SOUTH LOS ANGELES (CNS) -- A Los Angeles County sheriff's investigator said on Thursday that Dijon Kizzee picked up a loaded pistol that had fallen to the ground just before deputies fatally shot the 29-year-old man last month in the Westmont area.
"At one point, Kizzee's pistol drops to the ground, he bends over, reaches, picks up the gun and is shot while he stands with the gun in hand,'' Homicide Bureau Capt. Kent Wegener said at a Thursday afternoon news conference where video footage of the Aug. 31 shooting was released. He added that one of the deputies did not recognize the object as a gun until "it came up and he saw the barrel pointing at him.''
It is not clear in the video if Kizzee was reaching for an object or if he had fallen during a struggle with deputies. The video shows the struggle, in which Kizzee can be seen swinging his arms at the deputies. The sheriff's department alleges that Kizzee punched a deputy in the face.
A 9mm semiautomatic handgun, loaded with 15 rounds, was recovered at the scene, according to Wegener, who said the gun was reported stolen during a Las Vegas residential burglary in February 2017. The department also recovered footage on Kizzee's phone that shows him with the same gun days before he was killed, according to the captain.

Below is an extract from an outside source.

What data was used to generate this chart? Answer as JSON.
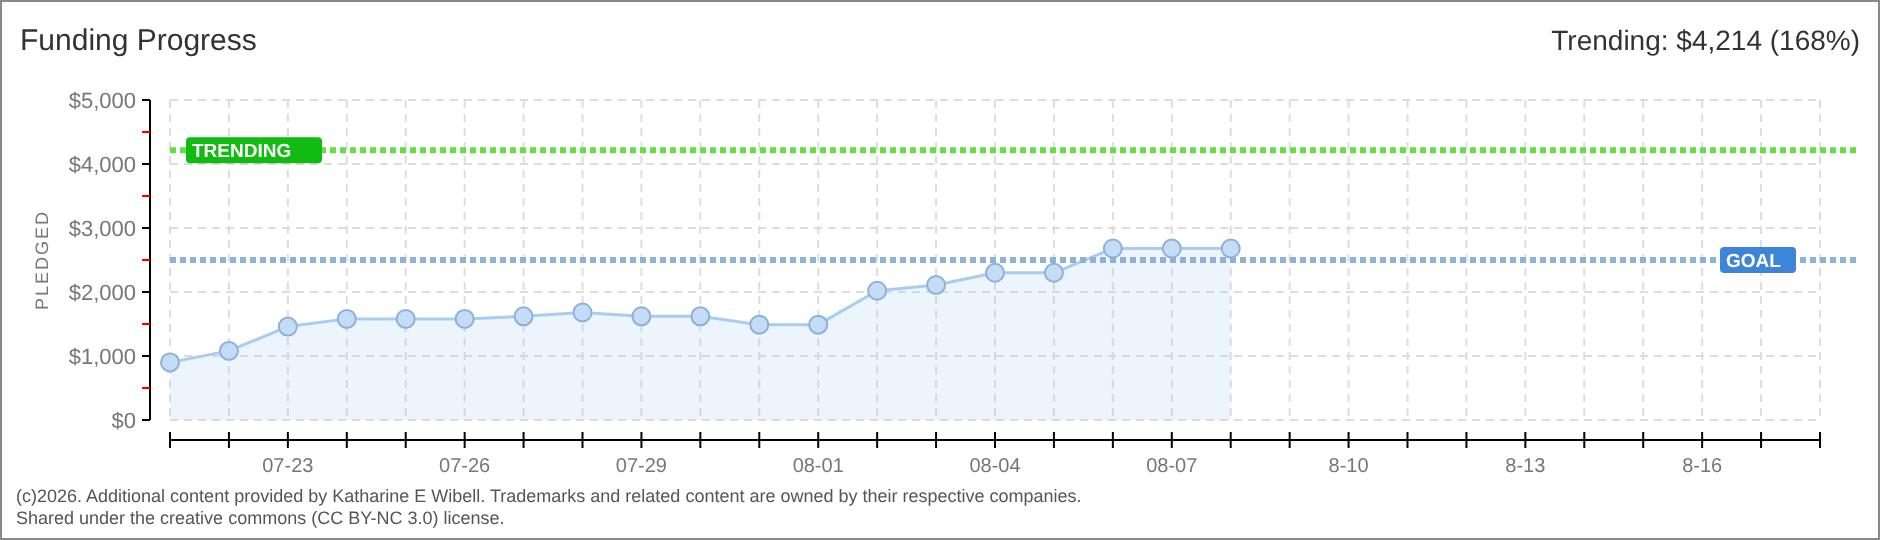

Kizzee was prohibited from owning a firearm due to an active restraining order and his criminal record as a convicted felon, sheriff's officials said.
The sheriff's department initially made contact with Kizzee because he was biking on the wrong side of East 110th Street, Wegener said.
"Kizzee refused to stop, fled on his bike until he fell, abandoned his bicycle and ran from deputies north on Budlong Avenue,'' according to Wegener.
He said the gun was wrapped inside a piece of clothing that Kizzee held as he ran from deputies, who located him on 109th Place, west of Budlong Avenue, where one deputy attempted to detain him.
Kizzee raised his hands, holding a green towel and a red and black jacket, one of which concealed the firearm, according to Wegener.
A struggle ensued with the deputies, at which point the sheriff's department says Kizzee dropped the firearm and picked it back up, and the deputies shot him.
Wegener said the deputies fired a total of 19 shots and Kizzee was struck in the chest, both arms, once in the back and suffered a grazing wound to the head. The autopsy report has not been finalized, pending toxicology reports, although he died from multiple gunshot wounds, the captain said.
Kizzee's family's attorney has contended that he was shot 20 times in the back.
The shooting of Kizzee has prompted a series of protests outside the South Los Angeles Sheriff's Station.
Sheriff Alex Villanueva has repeatedly insisted that while some people are legitimately taking part in peaceful gatherings, the groups have been infiltrated by people from outside the Westmont area looking to instigate violence.
Cliff Smith of Roofers Local 36, one of the organizers of a Saturday march, countered that protesters only started throwing rocks and bottles after deputies advanced on them firing chemical irritants and that his 7-year-old daughter suffered the results when some of these devices were fired near her during an earlier demonstration.